We calculated the final performance of each method on the three datasets, and the results are shown in Table 1. As can be seen from Table 1, compared with other methods, RRAAL achieves the best performance on all three datasets.
In addition, we calculated the computational costs on three datasets. The computational cost of Random is the smallest, so the computational cost of Random is taken as unit 1. The experimental results are shown in Table 2. As can be seen from Table 2, although RRAAL has a higher computational cost, it is very similar to SRAAL and VAAL and achieves higher performance than them. Because the computational cost is much less than the manual cost, RRAAL is still useful.

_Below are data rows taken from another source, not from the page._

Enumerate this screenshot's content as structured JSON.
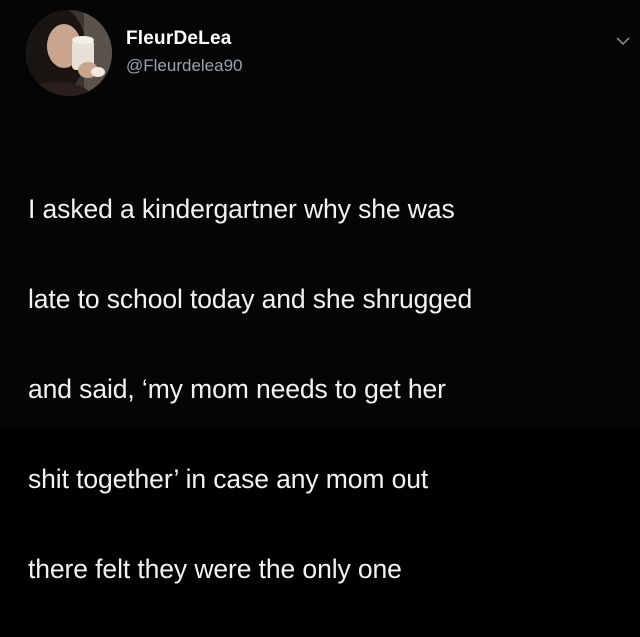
{
  "tweet": {
    "author": {
      "display_name": "FleurDeLea",
      "handle": "@Fleurdelea90",
      "avatar_icon": "profile-photo-avatar"
    },
    "menu_icon": "chevron-down-icon",
    "text_lines": [
      "I asked a kindergartner why she was",
      "late to school today and she shrugged",
      "and said, ‘my mom needs to get her",
      "shit together’ in case any mom out",
      "there felt they were the only one"
    ]
  },
  "colors": {
    "background": "#000000",
    "name_text": "#ffffff",
    "handle_text": "#9aa3ab",
    "body_text": "#f2f2f2"
  }
}
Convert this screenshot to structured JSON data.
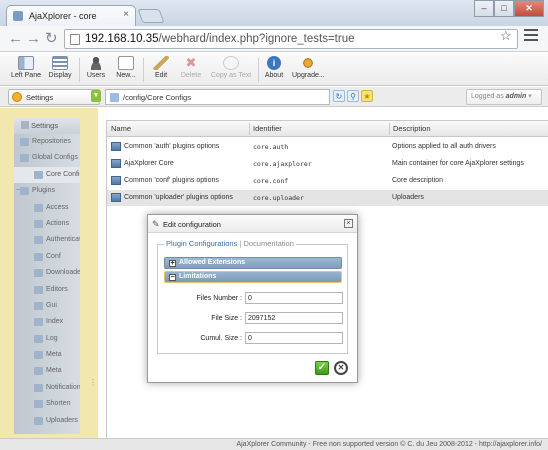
{
  "browser": {
    "tab_title": "AjaXplorer - core",
    "tab_close": "×",
    "window_buttons": {
      "minimize": "–",
      "restore": "□",
      "close": "✕"
    },
    "url_host": "192.168.10.35",
    "url_path": "/webhard/index.php?ignore_tests=true",
    "icons": {
      "back": "arrow-left",
      "forward": "arrow-right",
      "reload": "reload",
      "page": "page",
      "star": "star",
      "menu": "menu"
    }
  },
  "toolbar": {
    "left_pane": "Left Pane",
    "display": "Display",
    "users": "Users",
    "new": "New...",
    "edit": "Edit",
    "delete": "Delete",
    "copy_as_text": "Copy as Text",
    "about": "About",
    "upgrade": "Upgrade..."
  },
  "location": {
    "repository": "Settings",
    "path": "/config/Core Configs",
    "logged_as_prefix": "Logged as",
    "logged_as_user": "admin"
  },
  "tree": {
    "header": "Settings",
    "items": [
      {
        "label": "Repositories",
        "level": 0
      },
      {
        "label": "Global Configs",
        "level": 0
      },
      {
        "label": "Core Configs",
        "level": 1,
        "selected": true
      },
      {
        "label": "Plugins",
        "level": 0,
        "expander": "−"
      },
      {
        "label": "Access",
        "level": 1
      },
      {
        "label": "Actions",
        "level": 1
      },
      {
        "label": "Authentication",
        "level": 1
      },
      {
        "label": "Conf",
        "level": 1
      },
      {
        "label": "Downloaders",
        "level": 1
      },
      {
        "label": "Editors",
        "level": 1
      },
      {
        "label": "Gui",
        "level": 1
      },
      {
        "label": "Index",
        "level": 1
      },
      {
        "label": "Log",
        "level": 1
      },
      {
        "label": "Meta",
        "level": 1
      },
      {
        "label": "Meta",
        "level": 1
      },
      {
        "label": "Notifications",
        "level": 1
      },
      {
        "label": "Shorten",
        "level": 1
      },
      {
        "label": "Uploaders",
        "level": 1
      }
    ]
  },
  "list": {
    "columns": [
      "Name",
      "Identifier",
      "Description"
    ],
    "rows": [
      {
        "name": "Common 'auth' plugins options",
        "id": "core.auth",
        "desc": "Options applied to all auth drivers"
      },
      {
        "name": "AjaXplorer Core",
        "id": "core.ajaxplorer",
        "desc": "Main container for core AjaXplorer settings"
      },
      {
        "name": "Common 'conf' plugins options",
        "id": "core.conf",
        "desc": "Core description"
      },
      {
        "name": "Common 'uploader' plugins options",
        "id": "core.uploader",
        "desc": "Uploaders",
        "selected": true
      }
    ]
  },
  "modal": {
    "title": "Edit configuration",
    "close": "×",
    "legend_active": "Plugin Configurations",
    "legend_separator": "|",
    "legend_inactive": "Documentation",
    "sections": [
      {
        "label": "Allowed Extensions",
        "toggle": "+"
      },
      {
        "label": "Limitations",
        "toggle": "−"
      }
    ],
    "fields": [
      {
        "label": "Files Number :",
        "value": "0"
      },
      {
        "label": "File Size :",
        "value": "2097152"
      },
      {
        "label": "Cumul. Size :",
        "value": "0"
      }
    ],
    "ok": "✓",
    "cancel": "✕"
  },
  "status": "AjaXplorer Community - Free non supported version © C. du Jeu 2008-2012 - http://ajaxplorer.info/",
  "colors": {
    "accent_blue": "#3a6ea5",
    "left_pane_bg": "#f3e7b0",
    "ok_green": "#3d9a1c"
  }
}
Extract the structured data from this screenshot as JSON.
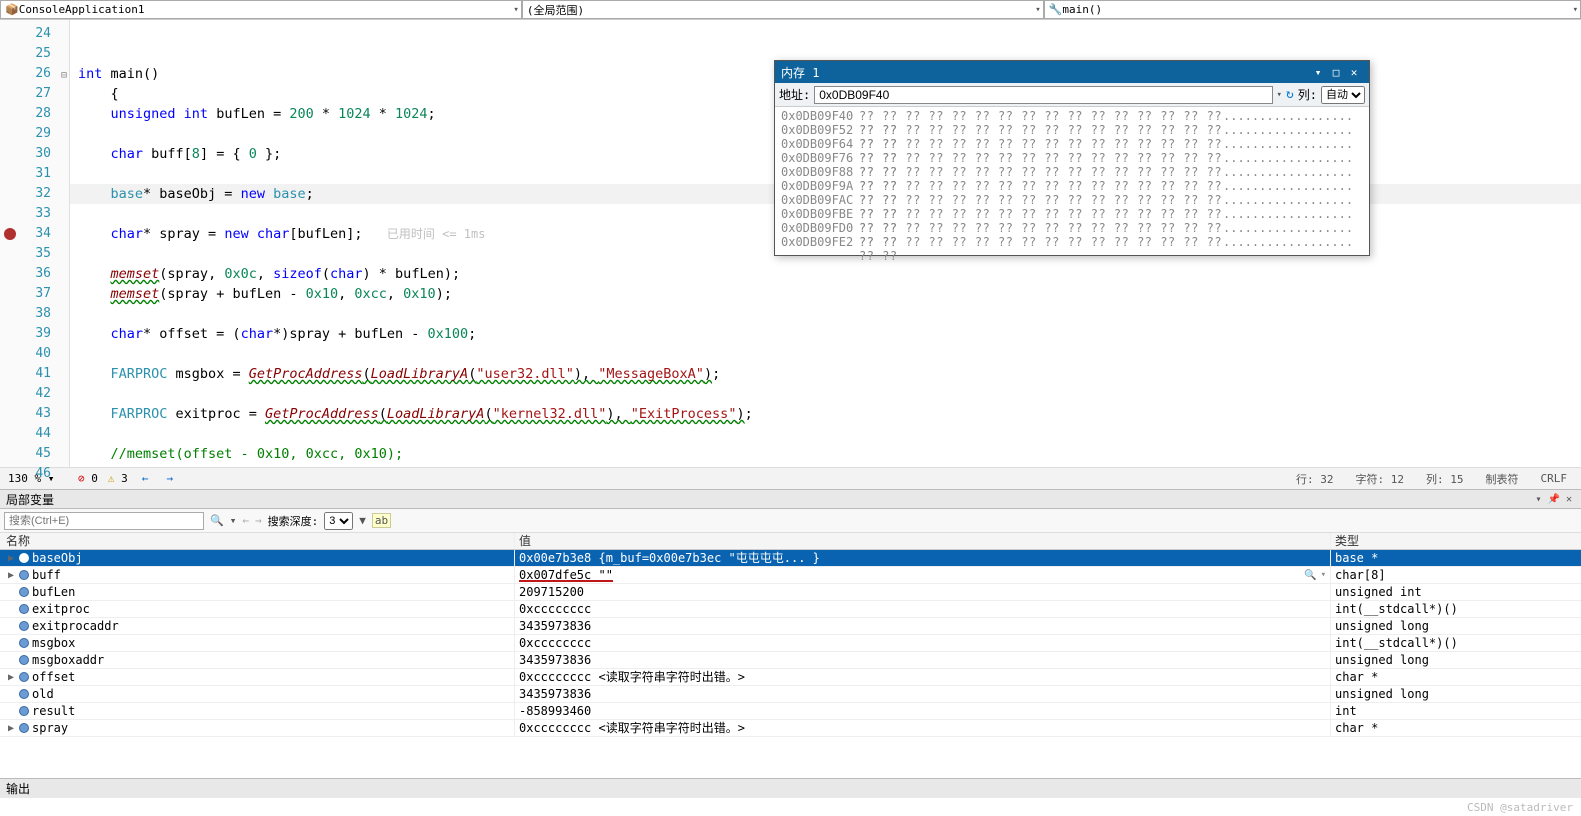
{
  "top": {
    "left": "ConsoleApplication1",
    "mid": "(全局范围)",
    "right": "main()"
  },
  "code": {
    "lines": [
      {
        "n": 24
      },
      {
        "n": 25
      },
      {
        "n": 26,
        "collapse": true,
        "seg": [
          {
            "t": "int ",
            "c": "kw"
          },
          {
            "t": "main"
          },
          {
            "t": "()"
          }
        ]
      },
      {
        "n": 27,
        "seg": [
          {
            "t": "{"
          }
        ]
      },
      {
        "n": 28,
        "ind": 1,
        "seg": [
          {
            "t": "unsigned int ",
            "c": "kw"
          },
          {
            "t": "bufLen = "
          },
          {
            "t": "200",
            "c": "num"
          },
          {
            "t": " * "
          },
          {
            "t": "1024",
            "c": "num"
          },
          {
            "t": " * "
          },
          {
            "t": "1024",
            "c": "num"
          },
          {
            "t": ";"
          }
        ]
      },
      {
        "n": 29
      },
      {
        "n": 30,
        "ind": 1,
        "seg": [
          {
            "t": "char ",
            "c": "kw"
          },
          {
            "t": "buff["
          },
          {
            "t": "8",
            "c": "num"
          },
          {
            "t": "] = { "
          },
          {
            "t": "0",
            "c": "num"
          },
          {
            "t": " };"
          }
        ]
      },
      {
        "n": 31
      },
      {
        "n": 32,
        "ind": 1,
        "cur": true,
        "seg": [
          {
            "t": "base",
            "c": "typ"
          },
          {
            "t": "* baseObj = "
          },
          {
            "t": "new ",
            "c": "kw"
          },
          {
            "t": "base",
            "c": "typ"
          },
          {
            "t": ";"
          }
        ]
      },
      {
        "n": 33
      },
      {
        "n": 34,
        "ind": 1,
        "bp": true,
        "seg": [
          {
            "t": "char",
            "c": "kw"
          },
          {
            "t": "* spray = "
          },
          {
            "t": "new ",
            "c": "kw"
          },
          {
            "t": "char",
            "c": "kw"
          },
          {
            "t": "[bufLen];   "
          },
          {
            "t": "已用时间 <= 1ms",
            "c": "dim"
          }
        ]
      },
      {
        "n": 35
      },
      {
        "n": 36,
        "ind": 1,
        "seg": [
          {
            "t": "memset",
            "c": "fn",
            "w": true
          },
          {
            "t": "(spray, "
          },
          {
            "t": "0x0c",
            "c": "num"
          },
          {
            "t": ", "
          },
          {
            "t": "sizeof",
            "c": "kw"
          },
          {
            "t": "("
          },
          {
            "t": "char",
            "c": "kw"
          },
          {
            "t": ") * bufLen);"
          }
        ]
      },
      {
        "n": 37,
        "ind": 1,
        "seg": [
          {
            "t": "memset",
            "c": "fn",
            "w": true
          },
          {
            "t": "(spray + bufLen - "
          },
          {
            "t": "0x10",
            "c": "num"
          },
          {
            "t": ", "
          },
          {
            "t": "0xcc",
            "c": "num"
          },
          {
            "t": ", "
          },
          {
            "t": "0x10",
            "c": "num"
          },
          {
            "t": ");"
          }
        ]
      },
      {
        "n": 38
      },
      {
        "n": 39,
        "ind": 1,
        "seg": [
          {
            "t": "char",
            "c": "kw"
          },
          {
            "t": "* offset = ("
          },
          {
            "t": "char",
            "c": "kw"
          },
          {
            "t": "*)spray + bufLen - "
          },
          {
            "t": "0x100",
            "c": "num"
          },
          {
            "t": ";"
          }
        ]
      },
      {
        "n": 40
      },
      {
        "n": 41,
        "ind": 1,
        "seg": [
          {
            "t": "FARPROC",
            "c": "typ"
          },
          {
            "t": " msgbox = "
          },
          {
            "t": "GetProcAddress",
            "c": "fn",
            "w": true
          },
          {
            "t": "(",
            "w": true
          },
          {
            "t": "LoadLibraryA",
            "c": "fn",
            "w": true
          },
          {
            "t": "(",
            "w": true
          },
          {
            "t": "\"user32.dll\"",
            "c": "str",
            "w": true
          },
          {
            "t": "), ",
            "w": true
          },
          {
            "t": "\"MessageBoxA\"",
            "c": "str",
            "w": true
          },
          {
            "t": ")",
            "w": true
          },
          {
            "t": ";"
          }
        ]
      },
      {
        "n": 42
      },
      {
        "n": 43,
        "ind": 1,
        "seg": [
          {
            "t": "FARPROC",
            "c": "typ"
          },
          {
            "t": " exitproc = "
          },
          {
            "t": "GetProcAddress",
            "c": "fn",
            "w": true
          },
          {
            "t": "(",
            "w": true
          },
          {
            "t": "LoadLibraryA",
            "c": "fn",
            "w": true
          },
          {
            "t": "(",
            "w": true
          },
          {
            "t": "\"kernel32.dll\"",
            "c": "str",
            "w": true
          },
          {
            "t": "), ",
            "w": true
          },
          {
            "t": "\"ExitProcess\"",
            "c": "str",
            "w": true
          },
          {
            "t": ")",
            "w": true
          },
          {
            "t": ";"
          }
        ]
      },
      {
        "n": 44
      },
      {
        "n": 45,
        "ind": 1,
        "seg": [
          {
            "t": "//memset(offset - 0x10, 0xcc, 0x10);",
            "c": "com"
          }
        ]
      },
      {
        "n": 46
      }
    ]
  },
  "memory": {
    "title": "内存 1",
    "addr_label": "地址:",
    "addr_value": "0x0DB09F40",
    "col_label": "列:",
    "col_value": "自动",
    "rows": [
      "0x0DB09F40",
      "0x0DB09F52",
      "0x0DB09F64",
      "0x0DB09F76",
      "0x0DB09F88",
      "0x0DB09F9A",
      "0x0DB09FAC",
      "0x0DB09FBE",
      "0x0DB09FD0",
      "0x0DB09FE2"
    ],
    "hex": "?? ?? ?? ?? ?? ?? ?? ?? ?? ?? ?? ?? ?? ?? ?? ?? ?? ??",
    "asc": ".................."
  },
  "status": {
    "zoom": "130 %",
    "err": "0",
    "warn": "3",
    "line_lbl": "行:",
    "line": "32",
    "char_lbl": "字符:",
    "char": "12",
    "col_lbl": "列:",
    "col": "15",
    "tab": "制表符",
    "crlf": "CRLF"
  },
  "locals": {
    "title": "局部变量",
    "search_ph": "搜索(Ctrl+E)",
    "depth_lbl": "搜索深度:",
    "depth": "3",
    "hdr": {
      "name": "名称",
      "val": "值",
      "type": "类型"
    },
    "rows": [
      {
        "exp": "▶",
        "name": "baseObj",
        "val": "0x00e7b3e8 {m_buf=0x00e7b3ec \"屯屯屯屯... }",
        "type": "base *",
        "sel": true
      },
      {
        "exp": "▶",
        "name": "buff",
        "val": "0x007dfe5c \"\"",
        "type": "char[8]",
        "mag": true,
        "under": true
      },
      {
        "exp": "",
        "name": "bufLen",
        "val": "209715200",
        "type": "unsigned int"
      },
      {
        "exp": "",
        "name": "exitproc",
        "val": "0xcccccccc",
        "type": "int(__stdcall*)()"
      },
      {
        "exp": "",
        "name": "exitprocaddr",
        "val": "3435973836",
        "type": "unsigned long"
      },
      {
        "exp": "",
        "name": "msgbox",
        "val": "0xcccccccc",
        "type": "int(__stdcall*)()"
      },
      {
        "exp": "",
        "name": "msgboxaddr",
        "val": "3435973836",
        "type": "unsigned long"
      },
      {
        "exp": "▶",
        "name": "offset",
        "val": "0xcccccccc <读取字符串字符时出错。>",
        "type": "char *"
      },
      {
        "exp": "",
        "name": "old",
        "val": "3435973836",
        "type": "unsigned long"
      },
      {
        "exp": "",
        "name": "result",
        "val": "-858993460",
        "type": "int"
      },
      {
        "exp": "▶",
        "name": "spray",
        "val": "0xcccccccc <读取字符串字符时出错。>",
        "type": "char *"
      }
    ]
  },
  "output": "输出",
  "watermark": "CSDN @satadriver"
}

4.4. Segmentation Experiment
We compare RRAAL with the current mainstream methods: SRAAL [21], VAAL [22], core-set [37], query-by-committee (QBC) [49], MC dropout [48], and Random. Image segmentation is more challenging than image classification. Figure 5 shows the experimental results of our proposed RRAAL method and the other methods on the Cityscapes dataset. RRAAL has the best performance, and SRAAL and VAAL rank second and third, respectively. The performance of core-set and QBC is similar, which is better than that of MC dropout and Random. When the data rates were 20%, 30%, and 40%, the mIoU of RRAAL was 1.16%, 0.73%, and 0.56 higher than that of SRAAL and 1.70%, 1.23%, and 0.69% higher than that of VAAL, respectively. This result fully verifies the superiority of RRAAL.

5. Conclusions
In this paper, we first analysed the problems existing in SRAAL, such as an impractical state indicator function and excessive redundancy, and then proposed RRAAL to solve these problems. RRAAL uses the distribution, uncertainty, and redundancy for sample selection and includes a representation generator, a state discriminator, and an RRM. First, we analysed the parameters of the Norm-OUI and selected the 3-norm. Then, we set up an ablation study to verify the contributions of the Norm-OUI, RRM, and sample discriminator D1. Finally, we verified the effectiveness of RRAAL with classification and segmentation tasks. The performance of RRAAL is 0.62%, 0.98%, and 0.63% higher than that of the state-of-the-art method (SRAAL) in classification datasets and 0.56% higher than that of SRAAL in segmentation datasets. The experimental results show that the overall performance of RRAAL on the four datasets is better than that of the existing mainstream methods.
Data Availability
The data used to support this study are available from the corresponding author upon request.
Conflicts of Interest
The authors declare that they have no conflicts of interest.
Acknowledgments
This work was supported by the Natural Science Foundation of Heilongjiang Province under Grant LH2019C003 and the Basic Scientific Research Projects of Central Universities under Grant 2572018BH07.